El texto fluía con enorme claridad, la sabiduría teórica era aderezada con imágenes y descansos contextuales distribuidos con maestría literaria. Era el prólogo de la prueba de imprenta de Hudson a caballo, ese ensayo fantástico escrito por el catamarqueño Luis Franco, que Horacio González había “prologado”, según mi amigo, el editor Enrique Traverso, a cargo de la reedición del libro.
Pero el presunto “prólogo” que fluía con tanta claridad resultaba ser un largo análisis, con subtítulos como ramas de un árbol, que acrecentaba la información sobre Franco, primero, y Guillermo Enrique Hudson, el personaje histórico analizado por el filósofo de Belén, luego.
Al texto le sobraban algunas comas y le faltaban tildes; nada más. Ya había sido revisado por Traverso. Como suele suceder en nuestro vínculo literario, cuando uno escribe algo el otro lee y viceversa. Y así con los textos a editar: uno lee, repasa, corrige; el otro pule y encera. Y viceversa.
Hacía días que Traverso me insistía con la lectura de Hudson… Habiendo leído a Franco como casi nadie en Argentina, me agitaba para que viéramos juntos las pruebas y mostrarme el texto de González: “una joyita amigo”, arengaba. Hasta que llegó a casa sonriente, con el PDF que le habían mandado los editores de Leviatán desde Buenos Aires. Y leí.
Aquello no era un prólogo ni un “acercamiento”: era puro estudio, con la lucidez de un González que volvía a calzarse el overol de la escritura sencilla para explicar las grandes cosas, de nuestra literatura y de la vida argentina, como lo hizo siempre, desde sus primeros textos de los setentas, aparecidos cuando al país le sobraban balas y le faltaban (como ahora, como siempre) batalladores de la pluma, aclaradores del pensamiento trunco.

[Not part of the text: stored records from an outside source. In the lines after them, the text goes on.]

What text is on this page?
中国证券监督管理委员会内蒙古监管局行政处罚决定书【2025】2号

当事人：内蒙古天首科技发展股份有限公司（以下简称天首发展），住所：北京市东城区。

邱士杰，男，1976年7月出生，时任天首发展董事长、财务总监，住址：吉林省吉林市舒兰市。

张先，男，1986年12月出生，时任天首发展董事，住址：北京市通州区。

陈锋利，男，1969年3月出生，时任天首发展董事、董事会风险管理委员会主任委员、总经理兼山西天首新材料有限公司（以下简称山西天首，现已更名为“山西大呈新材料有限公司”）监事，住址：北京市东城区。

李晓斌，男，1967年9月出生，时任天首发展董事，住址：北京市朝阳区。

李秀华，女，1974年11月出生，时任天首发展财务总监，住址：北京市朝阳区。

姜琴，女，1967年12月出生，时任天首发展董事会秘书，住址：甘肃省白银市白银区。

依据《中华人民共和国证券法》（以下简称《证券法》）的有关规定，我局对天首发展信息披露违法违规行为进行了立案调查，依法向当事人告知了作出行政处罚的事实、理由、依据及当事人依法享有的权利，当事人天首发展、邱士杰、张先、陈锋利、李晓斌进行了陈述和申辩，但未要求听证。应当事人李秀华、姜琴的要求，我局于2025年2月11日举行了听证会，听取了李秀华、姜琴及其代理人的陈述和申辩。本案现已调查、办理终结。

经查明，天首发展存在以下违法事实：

Escribe Horacio González en su larguísimo prólogo: “Luis Franco percibe bien en Hudson la veta experiencial, sensitiva, la felicidad rural, la fabulosa continuidad entre los hombres y los animales, la preferencia por la vida en la naturaleza antes que por el carácter atroz de la historia”, y contextualiza más adelante a Hudson, para explicar el “por qué de un escritor argentino en idioma inglés”, uniendo en ambos (Franco y Hudson) el supremo valor de ese naturalismo “real”, hoy prácticamente inexistente en la cotidianidad saturada de pantallas y alejada de la lluvia, el sol y el viento.
“Ocurre con los grandes naturalistas, que al escribir sus sentimientos de entrega al orden primitivo y envolvente de sabores, humedades y pedregales, van eligiendo con tino delicado imágenes humanizantes. Como si la naturaleza crease al hombre, pero este se sobrepusiera a la propia creación y tuviera que elegir o una vida de artificios, o de reflexión creadora, sobre aquello mismo que lo ha creado. He allí la antropología poética con la que Franco desea interpretar a Hudson”, plantea González en el centro de su concierto de ideas, el último que conoceremos antes de que comiencen a conocerse sus trabajos póstumos que, como ocurre con todos los grandes, no serán pocos.
Como Franco, y como Hudson, Horacio González tuvo la influencia de los grandes naturalistas, y a lo largo de su vida engrosó él mismo la fila de estos notables observadores “del gran todo”.
Partió su humanidad, la carne que un día nace y otro deja de existir.
Pero las lágrimas son para estas horas y no para siempre. Queda su obra, que es múltiple y vasta.
Si por esos vicios de nuestra cultura no tienen sus libros en casa y quieren recordarlo ahora, en este instante en el que finaliza la lectura, ahí está una de sus últimas apariciones como “estudiante”, cuando con la humildad de los grandes sabios presenció cada una de las clases que Piglia brindó sobre Borges, en septiembre de 2013.
Con su mirada bonachona, quieto y atento (¡y hasta sentado en el piso!), González se muestra, siendo genio, como aprendiz. Además de sus libros, ahí también está parte de su legado.